Les droits rechargeables ont été présentés par les organisations signataires comme plus favorables aux demandeurs d’emploi et donc comme plus incitatifs que le mécanisme de réadmission. Premièrement, les droits rechargeables donnent la possibilité d’ouvrir un nouveau droit dès le premier mois retravaillé (contre 4 mois pour la réadmission). Deuxièmement, avec les droits rechargeables – contrairement à la réadmission – l’allocataire (avant l’avenant de mars 2015) ne renonce à aucun droit acquis. Un demandeur d’emploi peut cependant, dans un premier temps, se retrouver avec une indemnisation d’un montant inférieur à celui auquel aurait donné lieu la réadmission.

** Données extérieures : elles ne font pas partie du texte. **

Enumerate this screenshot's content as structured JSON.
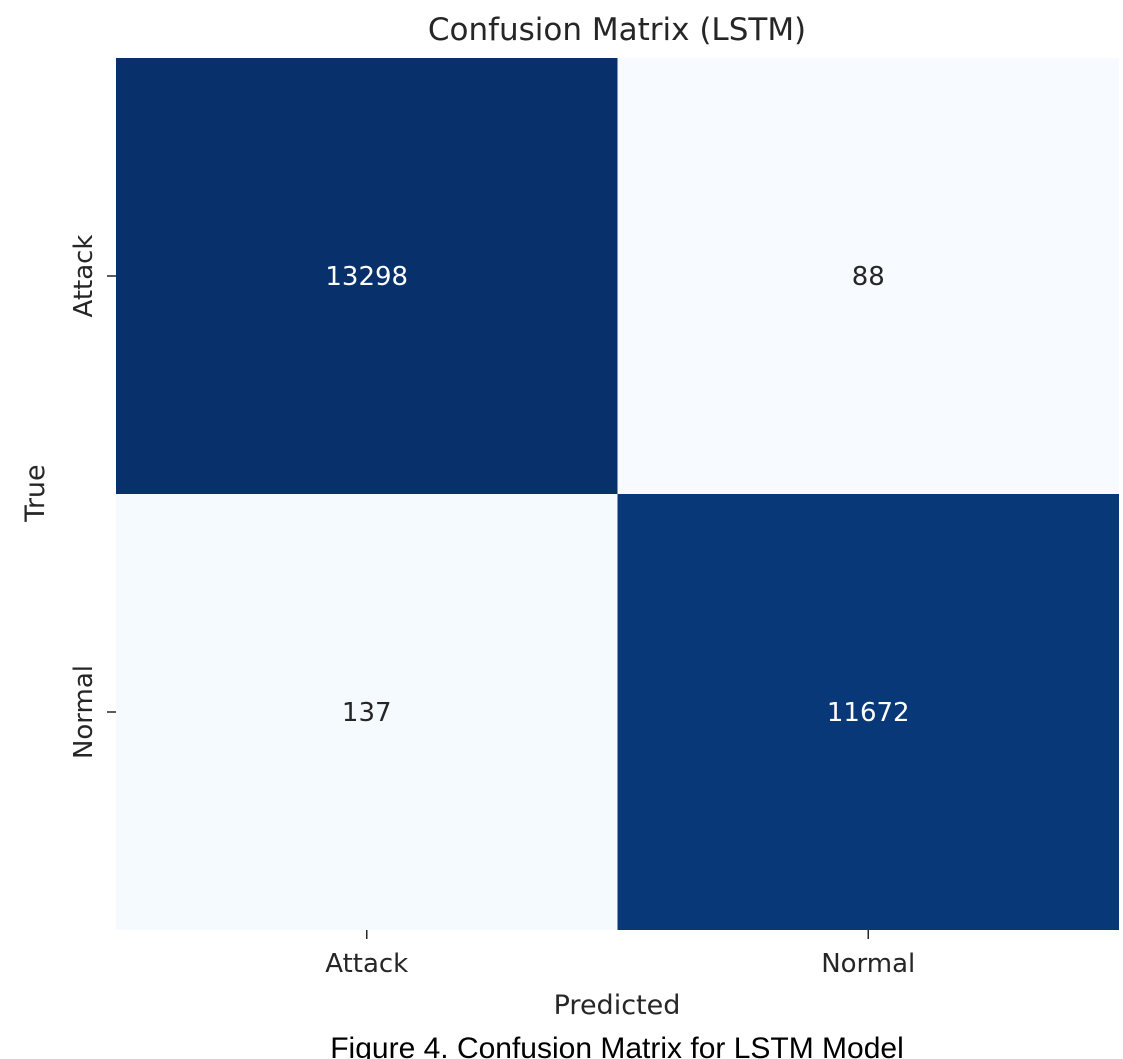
{
  "chart_data": {
    "type": "heatmap",
    "title": "Confusion Matrix (LSTM)",
    "xlabel": "Predicted",
    "ylabel": "True",
    "x_categories": [
      "Attack",
      "Normal"
    ],
    "y_categories": [
      "Attack",
      "Normal"
    ],
    "values": [
      [
        13298,
        88
      ],
      [
        137,
        11672
      ]
    ],
    "colormap": "Blues",
    "colorbar": false,
    "annotated": true,
    "colors": {
      "max_cell": "#08306b",
      "high_cell": "#08519c",
      "low_cell": "#f7fbff",
      "annotation_dark_bg": "#ffffff",
      "annotation_light_bg": "#262626"
    }
  },
  "caption": "Figure 4. Confusion Matrix for LSTM Model"
}
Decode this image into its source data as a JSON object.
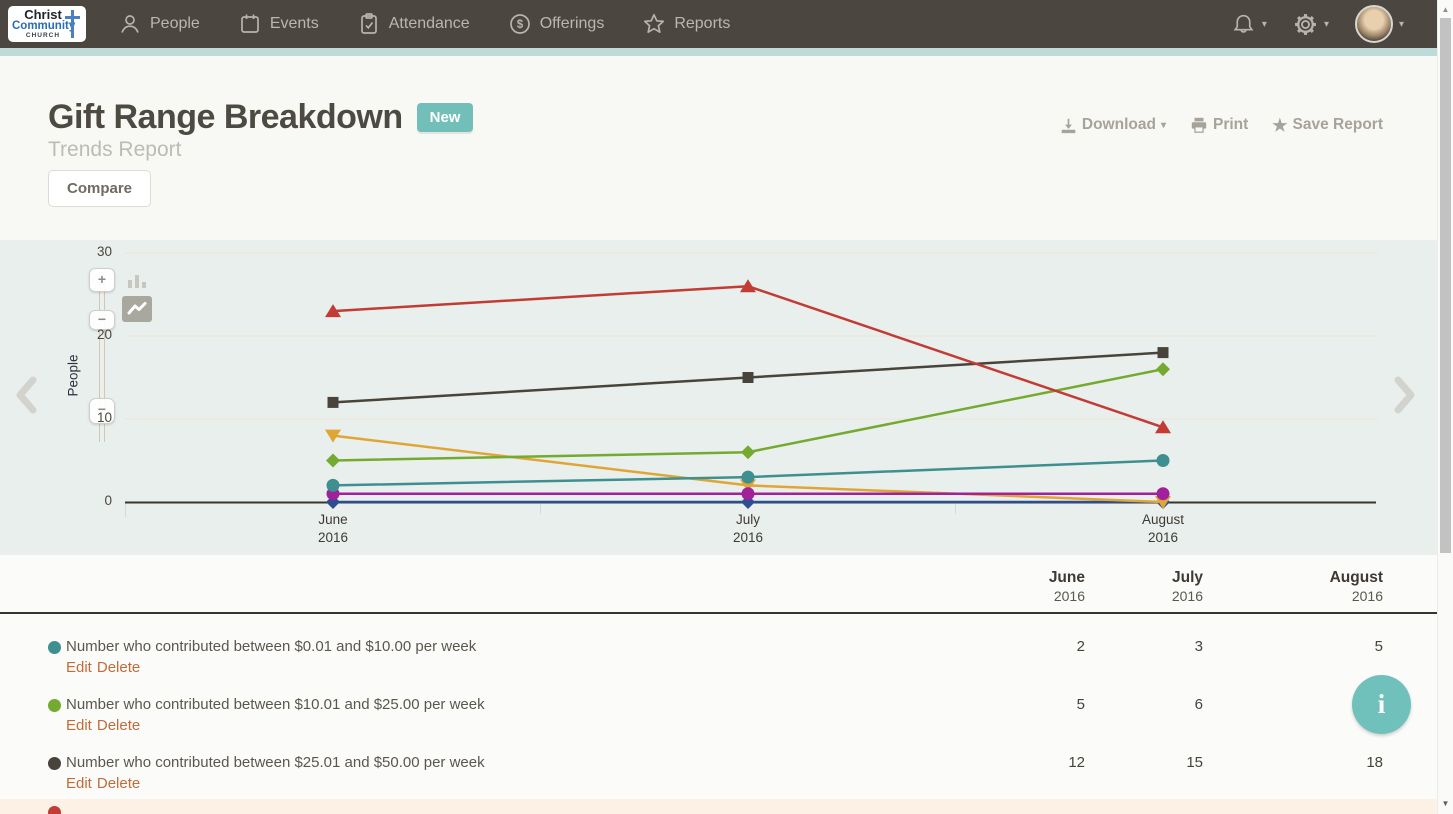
{
  "nav": {
    "logo": {
      "line1": "Christ",
      "line2": "Community",
      "line3": "CHURCH"
    },
    "items": [
      {
        "label": "People",
        "icon": "person-icon"
      },
      {
        "label": "Events",
        "icon": "calendar-icon"
      },
      {
        "label": "Attendance",
        "icon": "clipboard-check-icon"
      },
      {
        "label": "Offerings",
        "icon": "dollar-circle-icon"
      },
      {
        "label": "Reports",
        "icon": "star-icon"
      }
    ]
  },
  "header": {
    "title": "Gift Range Breakdown",
    "badge": "New",
    "subtitle": "Trends Report",
    "compare_label": "Compare",
    "actions": {
      "download": "Download",
      "print": "Print",
      "save": "Save Report"
    }
  },
  "chart_data": {
    "type": "line",
    "title": "",
    "xlabel": "",
    "ylabel": "People",
    "ylim": [
      0,
      30
    ],
    "yticks": [
      0,
      10,
      20,
      30
    ],
    "grid": true,
    "legend_position": "table-below-chart",
    "categories": [
      {
        "month": "June",
        "year": "2016"
      },
      {
        "month": "July",
        "year": "2016"
      },
      {
        "month": "August",
        "year": "2016"
      }
    ],
    "series": [
      {
        "name": "",
        "color": "#2e4d8e",
        "marker": "diamond",
        "values": [
          0,
          0,
          0
        ]
      },
      {
        "name": "",
        "color": "#dfa637",
        "marker": "triangle-down",
        "values": [
          8,
          2,
          0
        ]
      },
      {
        "name": "",
        "color": "#a0219b",
        "marker": "circle",
        "values": [
          1,
          1,
          1
        ]
      },
      {
        "name": "Number who contributed between $0.01 and $10.00 per week",
        "color": "#3e8f8f",
        "marker": "circle",
        "values": [
          2,
          3,
          5
        ]
      },
      {
        "name": "Number who contributed between $10.01 and $25.00 per week",
        "color": "#74aa30",
        "marker": "diamond",
        "values": [
          5,
          6,
          16
        ]
      },
      {
        "name": "Number who contributed between $25.01 and $50.00 per week",
        "color": "#48443b",
        "marker": "square",
        "values": [
          12,
          15,
          18
        ]
      },
      {
        "name": "",
        "color": "#c23b34",
        "marker": "triangle-up",
        "values": [
          23,
          26,
          9
        ]
      }
    ]
  },
  "table": {
    "columns": [
      {
        "month": "June",
        "year": "2016"
      },
      {
        "month": "July",
        "year": "2016"
      },
      {
        "month": "August",
        "year": "2016"
      }
    ],
    "rows": [
      {
        "color": "#3e8f8f",
        "label": "Number who contributed between $0.01 and $10.00 per week",
        "edit": "Edit",
        "delete": "Delete",
        "values": [
          "2",
          "3",
          "5"
        ]
      },
      {
        "color": "#74aa30",
        "label": "Number who contributed between $10.01 and $25.00 per week",
        "edit": "Edit",
        "delete": "Delete",
        "values": [
          "5",
          "6",
          ""
        ]
      },
      {
        "color": "#48443b",
        "label": "Number who contributed between $25.01 and $50.00 per week",
        "edit": "Edit",
        "delete": "Delete",
        "values": [
          "12",
          "15",
          "18"
        ]
      }
    ],
    "partial_row_color": "#c23b34"
  },
  "icons": {
    "caret": "▾",
    "plus": "+",
    "minus": "−",
    "up_arrow": "▲",
    "down_arrow": "▼",
    "dollar": "$",
    "star": "★",
    "info": "i"
  },
  "colors": {
    "accent_teal": "#72bfba",
    "nav_background": "#4b4740",
    "chart_band_background": "#e9efec",
    "link_orange": "#c16b3b",
    "highlight_row_peach": "#fdf0e5"
  }
}
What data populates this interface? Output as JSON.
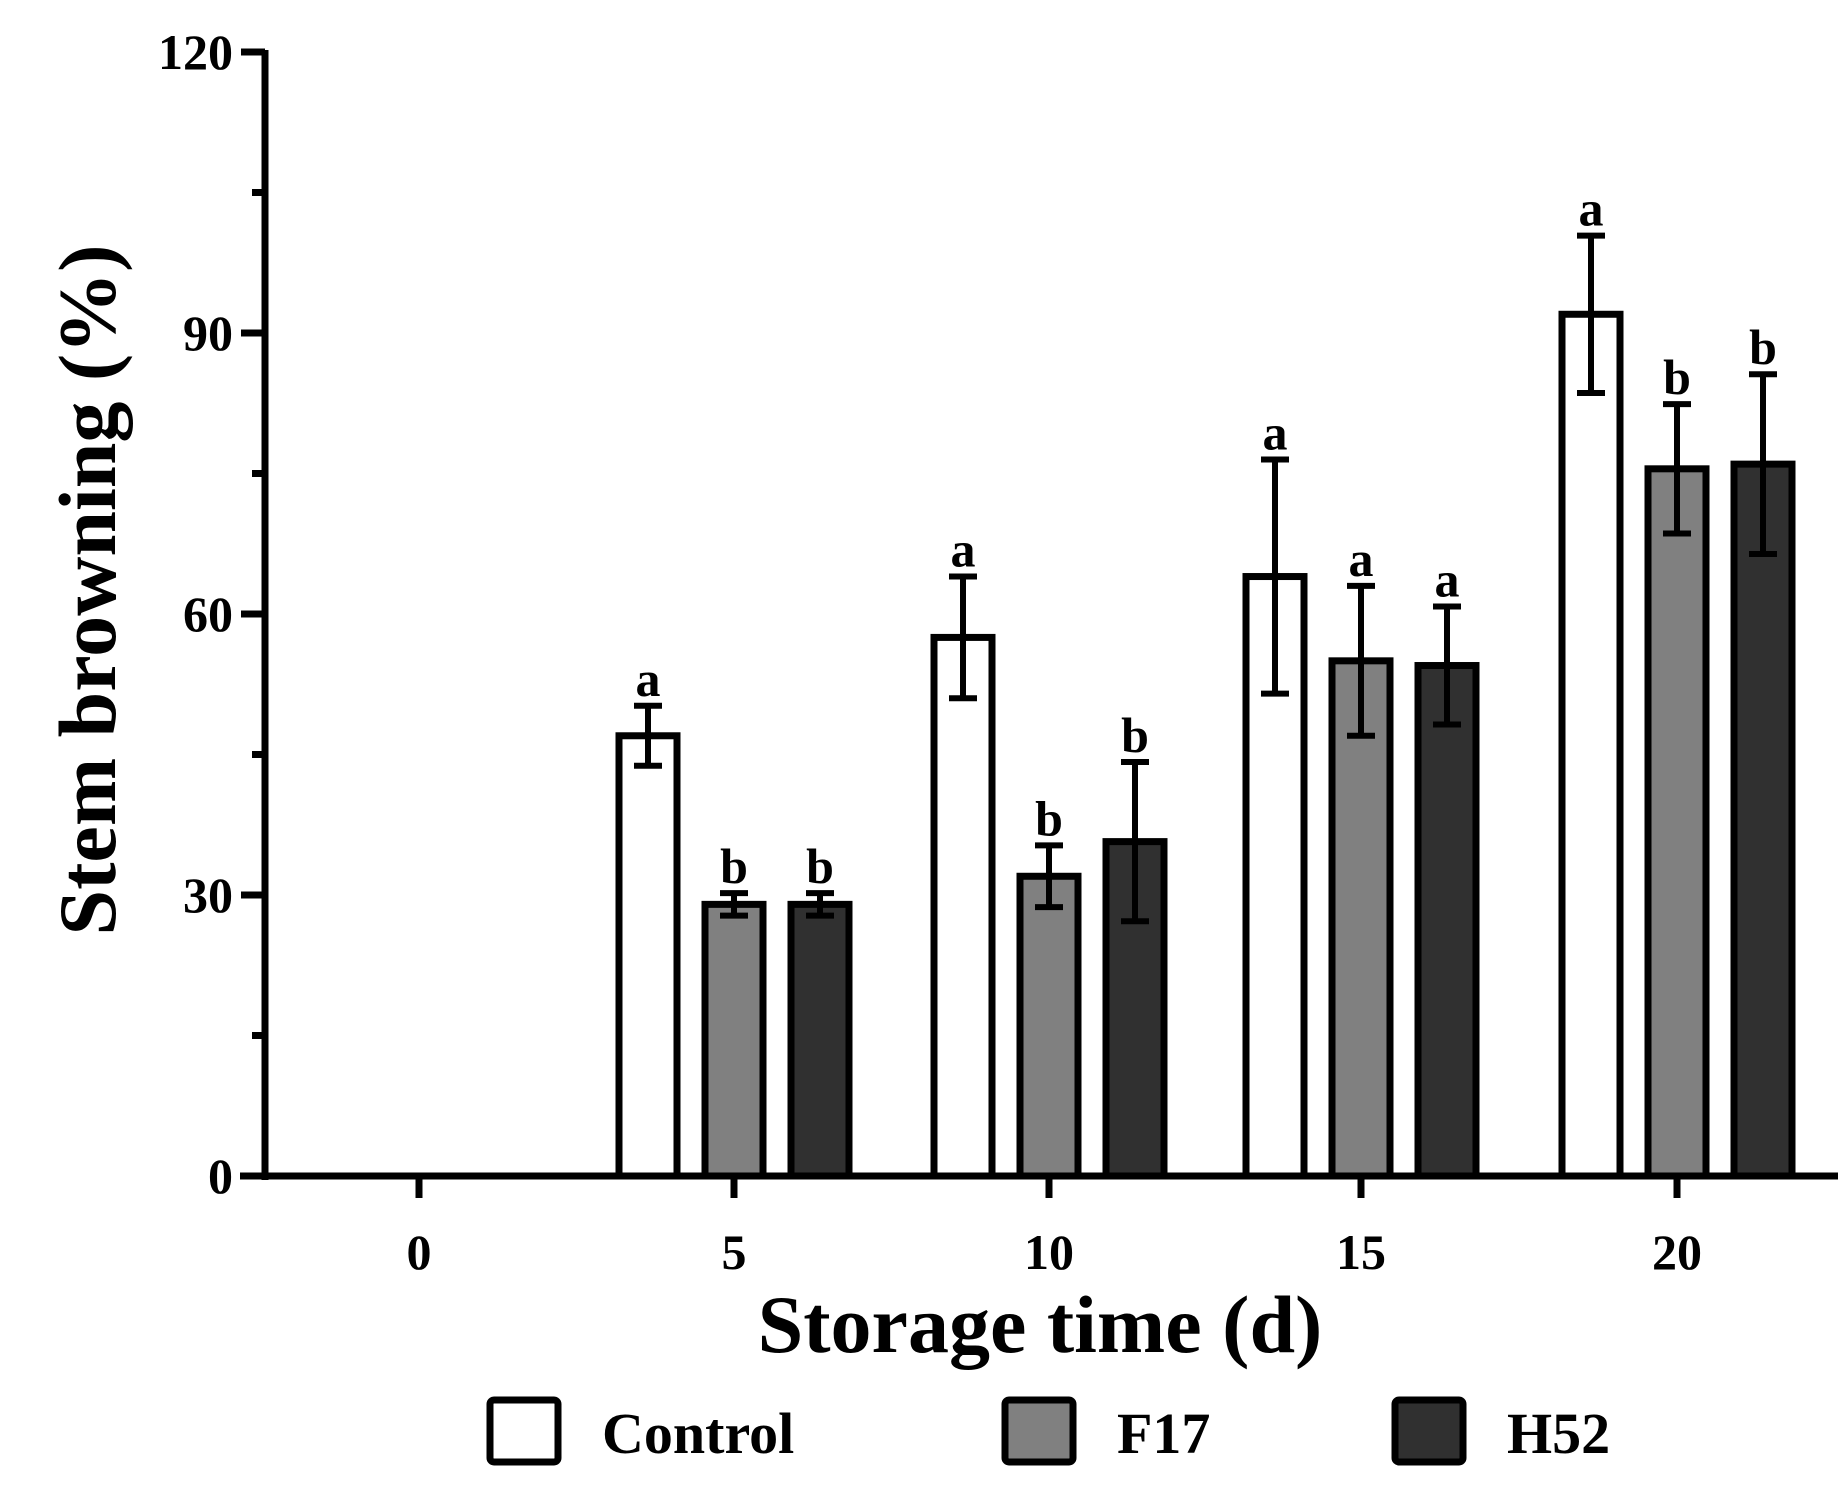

Avec les droits rechargeables tels qu’inscrits dans la convention de 2014, le choix a été fait de privilégier la durée de l’indemnisation plutôt que son montant. L’ambition est d’augmenter la durée d’indemnisation dans une période où de nombreux allocataires épuisent leurs droits avant d’avoir retrouvé un emploi salarié. Un autre choix (dont le coût est estimé à 800 millions d’euros par an) aurait pu être fait en matière d’ordre des droits consommés : le chômeur aurait reçu prioritairement le droit dont le montant était le plus élevé. Outre la raison financière – les signataires ont accepté que la nouvelle convention n’accroisse pas davantage le déficit de l’assurance chômage – ce choix est aussi une manière d’augmenter les incitations à la reprise d’un emploi (plus fortes que si les droits les plus favorables sont versées prioritairement). La représentation du marché du travail sous-jacente aux incitations prévues par les droits rechargeables est que l’emploi précaire conduirait à l’emploi stable et qu’un emploi même de mauvaise qualité (temps partiel, contrat court, rémunération faible, etc.) est préférable au chômage indemnisé car il permettrait davantage d’en sortir.

Réadmission puis droits rechargeables contribuent à la patrimonialisation de l’assurance chômage : les droits acquis par le chômeur sont présentés comme un capital constitué à partir des cotisations sur lequel l’allocataire aurait un droit de tirage (mais aucune latitude ou presque sur la manière de consommer ce droit). L’individu, tel un propriétaire indépendant, est considéré comme devant accumuler un capital avant de pouvoir le dépenser.